Fusion partners such as affinity or solubility tags can have a significant effect on the recovery of a protein. There are several solubility tags that are commonly used to improve soluble protein expression, including maltose binding protein (MBP), glutathione S-transferase (GST), thioredoxin (Trx) and small ubiquitin-like modifier (SUMO).


Co-expression of recombinant proteins with chaperonins and foldases can aid expression in multiple ways. Chaperonins such as cpn10 and cpn60 bind to and stabilise unfolded or partially folded proteins. Expression with foldases such as disulphide oxioreductase (DsbA) or disulphide isomerase (DsbC) can aid in producing soluble protein if formation of disulphide bonds is required.

Codon optimisation

Codon optimisation is the process of modifying codons in a gene sequence to match the codon usage bias of the host cell used for expression. This is frequently applied to heterologous proteins expressed in E. coli, as codon usage varies heavily between prokaryotes and eukaryotes. Software is used to optimise the codon sequences, followed by gene synthesis.

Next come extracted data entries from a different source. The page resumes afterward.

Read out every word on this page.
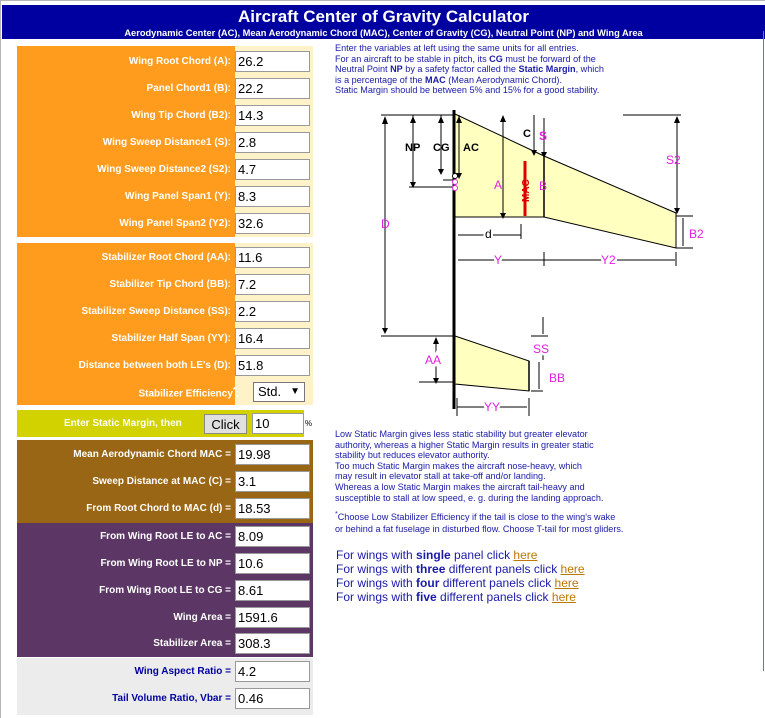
Aircraft Center of Gravity Calculator
Aerodynamic Center (AC), Mean Aerodynamic Chord (MAC), Center of Gravity (CG), Neutral Point (NP) and Wing Area
Wing Root Chord (A):
26.2
Panel Chord1 (B):
22.2
Wing Tip Chord (B2):
14.3
Wing Sweep Distance1 (S):
2.8
Wing Sweep Distance2 (S2):
4.7
Wing Panel Span1 (Y):
8.3
Wing Panel Span2 (Y2):
32.6
Stabilizer Root Chord (AA):
11.6
Stabilizer Tip Chord (BB):
7.2
Stabilizer Sweep Distance (SS):
2.2
Stabilizer Half Span (YY):
16.4
Distance between both LE's (D):
51.8
Stabilizer Efficiency*:	Std. ▼
Enter Static Margin, then	Click
10	%
Mean Aerodynamic Chord MAC =
19.98
Sweep Distance at MAC (C) =
3.1
From Root Chord to MAC (d) =
18.53
From Wing Root LE to AC =
8.09
From Wing Root LE to NP =
10.6
From Wing Root LE to CG =
8.61
Wing Area =
1591.6
Stabilizer Area =
308.3
Wing Aspect Ratio =
4.2
Tail Volume Ratio, Vbar =
0.46
Enter the variables at left using the same units for all entries.
For an aircraft to be stable in pitch, its CG must be forward of the
Neutral Point NP by a safety factor called the Static Margin, which
is a percentage of the MAC (Mean Aerodynamic Chord).
Static Margin should be between 5% and 15% for a good stability.
NP CG AC
C S
S2
MAC
A	B
B2
D
d
Y	Y2
AA
SS
BB
YY
Low Static Margin gives less static stability but greater elevator
authority, whereas a higher Static Margin results in greater static
stability but reduces elevator authority.
Too much Static Margin makes the aircraft nose-heavy, which
may result in elevator stall at take-off and/or landing.
Whereas a low Static Margin makes the aircraft tail-heavy and
susceptible to stall at low speed, e. g. during the landing approach.
*Choose Low Stabilizer Efficiency if the tail is close to the wing's wake
or behind a fat fuselage in disturbed flow. Choose T-tail for most gliders.
For wings with single panel click here
For wings with three different panels click here
For wings with four different panels click here
For wings with five different panels click here
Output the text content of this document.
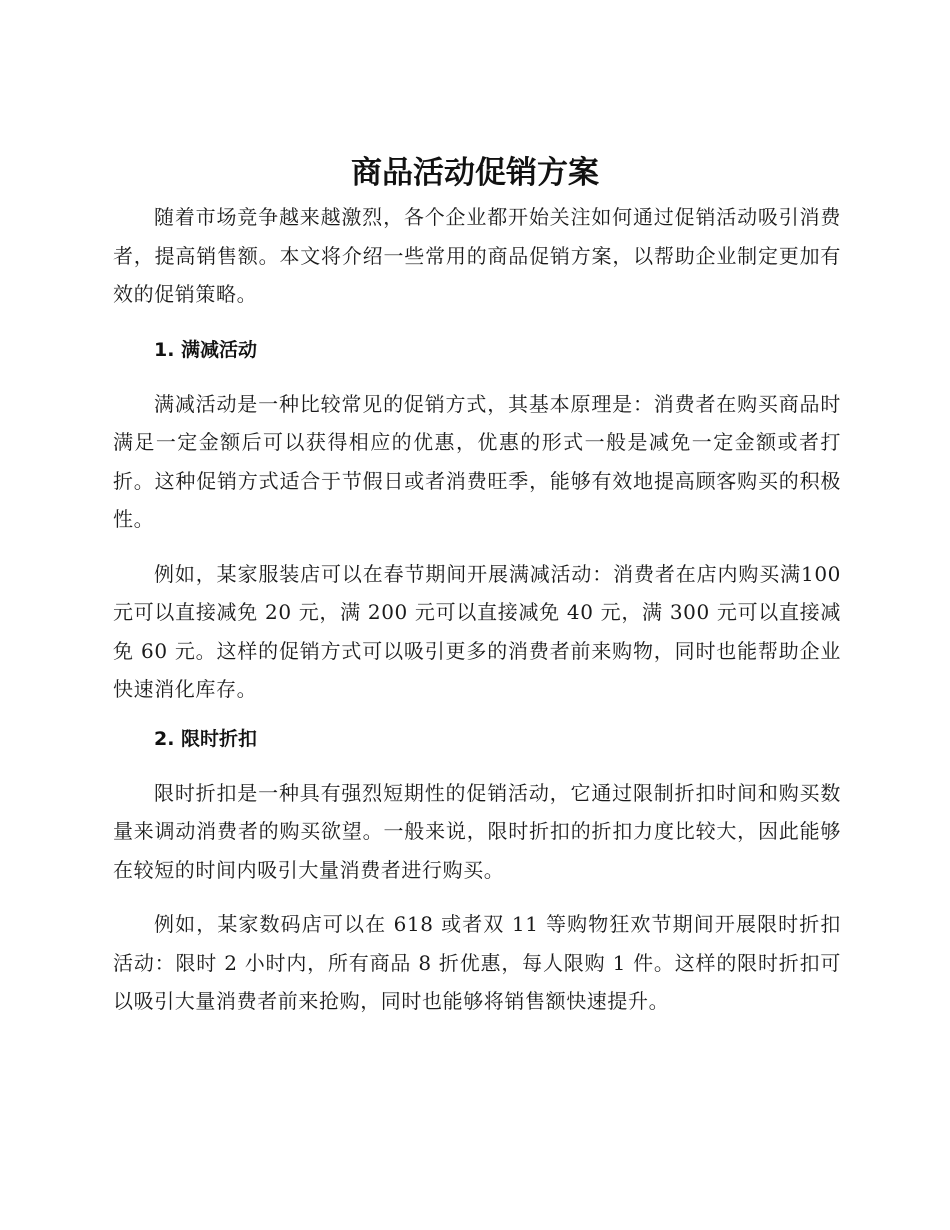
商品活动促销方案

随着市场竞争越来越激烈，各个企业都开始关注如何通过促销活动吸引消费者，提高销售额。本文将介绍一些常用的商品促销方案，以帮助企业制定更加有效的促销策略。

1. 满减活动

满减活动是一种比较常见的促销方式，其基本原理是：消费者在购买商品时满足一定金额后可以获得相应的优惠，优惠的形式一般是减免一定金额或者打折。这种促销方式适合于节假日或者消费旺季，能够有效地提高顾客购买的积极性。

例如，某家服装店可以在春节期间开展满减活动：消费者在店内购买满100 元可以直接减免 20 元，满 200 元可以直接减免 40 元，满 300 元可以直接减免 60 元。这样的促销方式可以吸引更多的消费者前来购物，同时也能帮助企业快速消化库存。

2. 限时折扣

限时折扣是一种具有强烈短期性的促销活动，它通过限制折扣时间和购买数量来调动消费者的购买欲望。一般来说，限时折扣的折扣力度比较大，因此能够在较短的时间内吸引大量消费者进行购买。

例如，某家数码店可以在 618 或者双 11 等购物狂欢节期间开展限时折扣活动：限时 2 小时内，所有商品 8 折优惠，每人限购 1 件。这样的限时折扣可以吸引大量消费者前来抢购，同时也能够将销售额快速提升。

LB broth is the most commonly used media for cloning and bacterial expression. Although this media is simple and cheap to prepare, it does not support high-level biomass production. Other media formulations such as TB, 2YT or chemically defined media enable higher density cultures in shake flasks and bioreactors.


Antibiotics enable selection of recombinant clones as well as preventing contamination during cloning and expression. However, the use of antibiotics in large-scale expression is often decreased or omitted, due to the associated costs. Antibiotic selection pressure also increases the metabolic burden on the cell, impacting recombinant protein expression.